REVIEW BY LAWRENCE BURTON 01/06/2026
“Subtitled The Pirate of Love, I’ll admit I picked this up because of the adults only warning on the cover supplemented by a list of transgressive acts depicted within. Whatever I imagined didn’t seem like the sort of thing Ed Pinsent would have drawn and so I was naturally curious. Thankfully Henrietta isn’t like anything I imagined and the adults only tag seems mainly precautionary, given our living in an age of persons deeply traumatised by exposure to anything they didn’t want to see. Rather than following in the lineage of Oh Wicked Wanda!, the book’s more potentially contentious elements are probably closer to the spirit of Rabelais and are, in any case, details rather than the driving force of the enterprise.
“Just as aspects of quantum mechanics appear to crumble under the weight of their own description, I feel Ed Pinsent’s strips work best as read because attempts to describe what he does will usually unwittingly hammer the narrative into a shape which is mostly in the eye of the beholder, so I’ll keep this minimal: Henrietta is a tempestuously libidinous redheaded woman who visits a certain bull in his dreams and who additionally spends time as the captain of a pirate ship. At one point she has sex with an octopus, which is conducted with more charm than anything else you’re likely to find at the end of such an ill-advised Google search.
“Pinsent’s art inhabits what may as well be its own cosmology, with tales told therein relating to mainstream equivalents at much the same kind of tangent as did the Residents to the rest of the music industry in the seventies. It isn’t weird as such, or at least no more weird than the art of Edwards Ardizzone, Gorey, or Campbell with whom it shares a similarly whispy quality, as though its reality could be carried away on a sharp gust of wind. It could probably be dismissed as streaky marks on paper but for this ephemeral or hallucinatory quality pinned down with surprising gravity by the strength of its own conviction, by its consistency of vision and belief in whatever it happens to be saying; and the effect is even more powerful in full colour, as is Henrietta.
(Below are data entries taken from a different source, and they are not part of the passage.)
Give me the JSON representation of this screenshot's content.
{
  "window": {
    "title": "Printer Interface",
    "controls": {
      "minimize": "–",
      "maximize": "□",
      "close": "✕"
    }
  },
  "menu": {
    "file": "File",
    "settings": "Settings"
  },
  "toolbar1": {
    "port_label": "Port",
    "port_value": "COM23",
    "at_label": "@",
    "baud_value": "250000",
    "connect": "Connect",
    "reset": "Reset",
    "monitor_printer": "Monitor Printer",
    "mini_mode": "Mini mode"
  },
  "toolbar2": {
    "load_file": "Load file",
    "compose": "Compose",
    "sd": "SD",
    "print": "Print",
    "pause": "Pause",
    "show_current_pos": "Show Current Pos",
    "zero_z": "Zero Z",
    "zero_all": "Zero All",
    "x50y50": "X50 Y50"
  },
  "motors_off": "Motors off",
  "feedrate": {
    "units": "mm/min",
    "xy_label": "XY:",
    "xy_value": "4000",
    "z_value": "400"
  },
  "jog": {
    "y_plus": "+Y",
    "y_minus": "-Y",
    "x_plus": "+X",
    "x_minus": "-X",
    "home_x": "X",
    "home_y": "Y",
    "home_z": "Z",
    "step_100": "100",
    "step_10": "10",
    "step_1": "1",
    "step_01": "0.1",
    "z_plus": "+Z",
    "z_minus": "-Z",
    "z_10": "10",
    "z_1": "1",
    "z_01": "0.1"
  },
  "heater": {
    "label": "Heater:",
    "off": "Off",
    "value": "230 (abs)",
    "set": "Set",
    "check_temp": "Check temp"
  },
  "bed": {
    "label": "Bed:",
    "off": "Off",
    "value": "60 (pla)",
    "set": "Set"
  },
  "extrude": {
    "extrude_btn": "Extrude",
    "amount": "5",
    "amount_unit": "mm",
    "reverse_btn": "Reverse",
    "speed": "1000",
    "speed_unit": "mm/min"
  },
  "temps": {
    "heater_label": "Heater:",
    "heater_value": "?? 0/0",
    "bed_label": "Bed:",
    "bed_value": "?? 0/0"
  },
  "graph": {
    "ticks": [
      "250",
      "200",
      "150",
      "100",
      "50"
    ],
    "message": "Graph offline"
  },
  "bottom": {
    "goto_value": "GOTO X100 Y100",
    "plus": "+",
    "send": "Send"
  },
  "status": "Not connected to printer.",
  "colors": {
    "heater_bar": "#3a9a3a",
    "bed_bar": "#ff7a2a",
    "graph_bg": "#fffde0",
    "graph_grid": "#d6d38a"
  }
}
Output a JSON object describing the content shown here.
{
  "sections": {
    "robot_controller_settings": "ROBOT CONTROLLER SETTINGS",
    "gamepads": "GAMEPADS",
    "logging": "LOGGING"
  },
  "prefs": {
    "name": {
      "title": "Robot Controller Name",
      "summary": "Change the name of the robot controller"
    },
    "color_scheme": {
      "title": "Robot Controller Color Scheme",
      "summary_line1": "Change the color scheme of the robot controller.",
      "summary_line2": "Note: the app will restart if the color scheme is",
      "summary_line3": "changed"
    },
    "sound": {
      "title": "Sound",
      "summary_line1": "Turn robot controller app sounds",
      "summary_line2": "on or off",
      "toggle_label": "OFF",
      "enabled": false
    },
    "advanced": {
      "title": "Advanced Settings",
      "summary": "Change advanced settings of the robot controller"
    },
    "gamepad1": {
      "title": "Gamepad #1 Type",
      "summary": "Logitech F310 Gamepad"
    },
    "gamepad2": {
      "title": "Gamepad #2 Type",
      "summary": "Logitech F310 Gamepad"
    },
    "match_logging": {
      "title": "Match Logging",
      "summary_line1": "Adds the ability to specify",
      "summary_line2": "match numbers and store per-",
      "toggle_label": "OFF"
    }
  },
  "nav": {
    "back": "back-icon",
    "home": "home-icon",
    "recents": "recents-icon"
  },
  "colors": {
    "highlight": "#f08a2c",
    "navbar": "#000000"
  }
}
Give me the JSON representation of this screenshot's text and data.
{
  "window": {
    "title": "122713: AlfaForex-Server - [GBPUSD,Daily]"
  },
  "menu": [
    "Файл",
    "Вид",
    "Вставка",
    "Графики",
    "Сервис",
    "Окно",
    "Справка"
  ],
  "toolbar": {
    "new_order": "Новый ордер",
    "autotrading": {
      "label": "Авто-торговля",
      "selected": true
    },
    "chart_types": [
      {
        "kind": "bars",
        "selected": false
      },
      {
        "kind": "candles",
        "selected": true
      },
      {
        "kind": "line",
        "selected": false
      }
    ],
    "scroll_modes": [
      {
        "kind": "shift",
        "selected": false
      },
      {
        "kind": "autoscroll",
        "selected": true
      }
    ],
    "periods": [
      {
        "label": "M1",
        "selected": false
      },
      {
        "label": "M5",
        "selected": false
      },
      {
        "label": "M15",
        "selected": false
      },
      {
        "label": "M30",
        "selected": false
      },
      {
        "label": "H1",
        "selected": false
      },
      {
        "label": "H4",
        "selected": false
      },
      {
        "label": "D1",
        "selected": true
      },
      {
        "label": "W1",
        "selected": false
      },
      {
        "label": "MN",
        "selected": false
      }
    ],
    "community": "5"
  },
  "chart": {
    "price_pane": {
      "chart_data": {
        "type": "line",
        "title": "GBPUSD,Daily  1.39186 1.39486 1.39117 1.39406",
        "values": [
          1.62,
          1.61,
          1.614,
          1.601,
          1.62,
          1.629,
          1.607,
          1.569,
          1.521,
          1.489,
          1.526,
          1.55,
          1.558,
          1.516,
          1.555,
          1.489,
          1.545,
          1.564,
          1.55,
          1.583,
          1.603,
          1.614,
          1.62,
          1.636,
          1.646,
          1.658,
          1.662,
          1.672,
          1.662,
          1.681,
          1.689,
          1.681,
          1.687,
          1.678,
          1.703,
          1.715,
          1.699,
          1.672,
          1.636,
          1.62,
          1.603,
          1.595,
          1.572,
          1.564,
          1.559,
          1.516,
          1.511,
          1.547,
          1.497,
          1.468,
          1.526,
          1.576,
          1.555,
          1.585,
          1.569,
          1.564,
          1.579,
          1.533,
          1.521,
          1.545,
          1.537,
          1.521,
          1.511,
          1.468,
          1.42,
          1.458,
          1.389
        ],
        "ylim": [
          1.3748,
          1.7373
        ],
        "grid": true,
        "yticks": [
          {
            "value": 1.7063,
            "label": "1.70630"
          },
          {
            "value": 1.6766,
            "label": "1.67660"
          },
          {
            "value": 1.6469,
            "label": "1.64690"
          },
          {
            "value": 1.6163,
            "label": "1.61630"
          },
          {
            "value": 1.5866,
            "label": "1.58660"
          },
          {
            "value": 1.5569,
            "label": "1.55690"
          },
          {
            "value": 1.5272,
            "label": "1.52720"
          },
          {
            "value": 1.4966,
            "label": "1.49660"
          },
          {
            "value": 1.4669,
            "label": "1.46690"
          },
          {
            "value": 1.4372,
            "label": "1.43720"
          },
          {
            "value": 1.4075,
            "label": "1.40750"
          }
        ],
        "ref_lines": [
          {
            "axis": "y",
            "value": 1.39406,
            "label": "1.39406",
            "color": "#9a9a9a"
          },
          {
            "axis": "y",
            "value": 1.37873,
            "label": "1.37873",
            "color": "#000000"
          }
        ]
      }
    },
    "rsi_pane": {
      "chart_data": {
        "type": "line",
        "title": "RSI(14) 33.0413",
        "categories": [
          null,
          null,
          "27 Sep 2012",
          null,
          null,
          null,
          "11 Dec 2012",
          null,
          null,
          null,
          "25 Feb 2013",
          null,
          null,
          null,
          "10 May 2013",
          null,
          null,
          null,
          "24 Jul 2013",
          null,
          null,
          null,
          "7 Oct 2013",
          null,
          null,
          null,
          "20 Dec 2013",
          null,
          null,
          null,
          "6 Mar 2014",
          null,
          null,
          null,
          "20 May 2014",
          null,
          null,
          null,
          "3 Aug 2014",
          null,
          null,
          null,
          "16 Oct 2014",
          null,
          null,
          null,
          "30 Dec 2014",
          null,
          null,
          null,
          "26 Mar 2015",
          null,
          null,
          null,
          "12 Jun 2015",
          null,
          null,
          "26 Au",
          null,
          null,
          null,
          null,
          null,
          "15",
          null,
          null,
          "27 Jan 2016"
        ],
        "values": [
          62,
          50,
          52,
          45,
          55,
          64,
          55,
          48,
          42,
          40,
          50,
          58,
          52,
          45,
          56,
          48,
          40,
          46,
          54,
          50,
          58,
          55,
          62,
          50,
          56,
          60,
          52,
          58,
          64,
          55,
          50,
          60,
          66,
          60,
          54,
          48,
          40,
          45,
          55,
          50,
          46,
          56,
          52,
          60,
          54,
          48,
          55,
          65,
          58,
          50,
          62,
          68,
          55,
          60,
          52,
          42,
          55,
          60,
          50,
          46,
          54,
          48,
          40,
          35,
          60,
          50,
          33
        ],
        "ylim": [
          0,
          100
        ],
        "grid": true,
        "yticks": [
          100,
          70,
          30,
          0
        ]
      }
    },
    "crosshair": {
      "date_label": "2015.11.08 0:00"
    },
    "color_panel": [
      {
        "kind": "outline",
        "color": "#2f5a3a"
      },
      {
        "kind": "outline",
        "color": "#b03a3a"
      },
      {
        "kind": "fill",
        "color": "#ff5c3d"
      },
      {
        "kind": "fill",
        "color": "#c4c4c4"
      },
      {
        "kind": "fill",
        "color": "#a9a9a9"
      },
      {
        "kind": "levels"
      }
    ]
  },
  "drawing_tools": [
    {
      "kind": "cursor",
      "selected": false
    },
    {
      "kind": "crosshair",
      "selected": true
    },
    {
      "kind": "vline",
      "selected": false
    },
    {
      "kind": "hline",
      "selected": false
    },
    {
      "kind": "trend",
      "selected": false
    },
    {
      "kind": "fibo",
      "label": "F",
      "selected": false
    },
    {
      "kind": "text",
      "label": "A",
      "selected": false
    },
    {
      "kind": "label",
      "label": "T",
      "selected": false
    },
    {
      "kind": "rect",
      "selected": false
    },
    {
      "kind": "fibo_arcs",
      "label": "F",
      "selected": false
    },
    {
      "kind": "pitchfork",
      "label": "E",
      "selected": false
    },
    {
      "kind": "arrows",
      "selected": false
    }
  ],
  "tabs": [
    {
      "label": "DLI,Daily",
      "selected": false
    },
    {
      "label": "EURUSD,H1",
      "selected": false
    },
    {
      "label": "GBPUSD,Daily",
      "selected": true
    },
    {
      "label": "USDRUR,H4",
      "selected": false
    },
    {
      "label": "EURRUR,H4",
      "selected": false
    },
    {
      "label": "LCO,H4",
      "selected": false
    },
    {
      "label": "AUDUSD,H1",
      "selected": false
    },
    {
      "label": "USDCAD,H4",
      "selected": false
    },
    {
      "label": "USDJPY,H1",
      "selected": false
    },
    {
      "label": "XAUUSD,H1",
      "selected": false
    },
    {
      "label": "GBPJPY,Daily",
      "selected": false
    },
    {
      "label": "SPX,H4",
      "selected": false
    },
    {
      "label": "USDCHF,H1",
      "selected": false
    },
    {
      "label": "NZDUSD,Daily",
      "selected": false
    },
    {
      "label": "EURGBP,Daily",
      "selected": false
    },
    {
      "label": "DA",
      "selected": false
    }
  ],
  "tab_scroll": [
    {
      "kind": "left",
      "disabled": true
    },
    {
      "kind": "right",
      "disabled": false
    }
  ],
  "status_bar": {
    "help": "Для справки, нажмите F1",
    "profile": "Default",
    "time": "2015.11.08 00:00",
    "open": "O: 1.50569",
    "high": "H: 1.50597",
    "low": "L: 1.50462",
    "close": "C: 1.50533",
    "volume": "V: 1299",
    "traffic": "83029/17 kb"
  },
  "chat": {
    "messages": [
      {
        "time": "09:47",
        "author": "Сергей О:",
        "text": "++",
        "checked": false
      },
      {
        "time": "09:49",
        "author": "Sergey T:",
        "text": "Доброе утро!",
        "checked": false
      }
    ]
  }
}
“So we have a sort of myth, or something mythic which follows its own logic with an almost classical sensibility informing its prevalently nautical atmosphere. It’s funny and often moving without anything reading too much like a performance, and startles with occasional asides which seem like they should break the spell but never do. I felt as though I could hear waves and the sound of someone honking away on an accordion as I read, and was left with a sensation of having learned something touching and profound which probably wouldn’t translate into words, hence the pictures; and crucially, I would suggest that this tale couldn’t be told in any other way than what you have here, for adaptation would only result in a different animal altogether, which – if you ask me – is the measure of true art.”
From Pamphlets of Destiny
Henrietta is an early character from around 1984 who appeared in a few short, absurd fables. Her comics never had word balloons and the slightly didactic text would appear at the top of the panels narrating everything, even putting the dialogue in quotes. She started as a mischief-maker and soon became even more unpredictable, often prone to disposing of her enemies without a shred of remorse.
I thought it might be interesting to revisit the character in the 1990s, and came up with this long tale. It’s still a fable but slightly more grounded in reality with a few recognisable elements, instead of unfolding in a total never-never land. I enjoyed experimenting with the form of story-within-a-story, and it ends up pretty layered.
This time I opted for full colour (crayons and watercolours), rows of small figures, and occasionally erupting into full-page vistas, with a storm at sea being my personal favourite. Yes, it’s disguised as a children’s book, but attempts to subvert the reader’s expectations. There’s strong gory violence as Henrietta dispatches anyone foolish enough to get in her way, and lashings of kinky sex too. Henrietta’s pro-active take-charge personailty leads to all forms of sexual emancipation, for herself and all the characters. To put it more plainly, it’s X-rated, steamy, pervy, and kinky!
ADULTS ONLY / NOT SUITABLE FOR CHILDREN.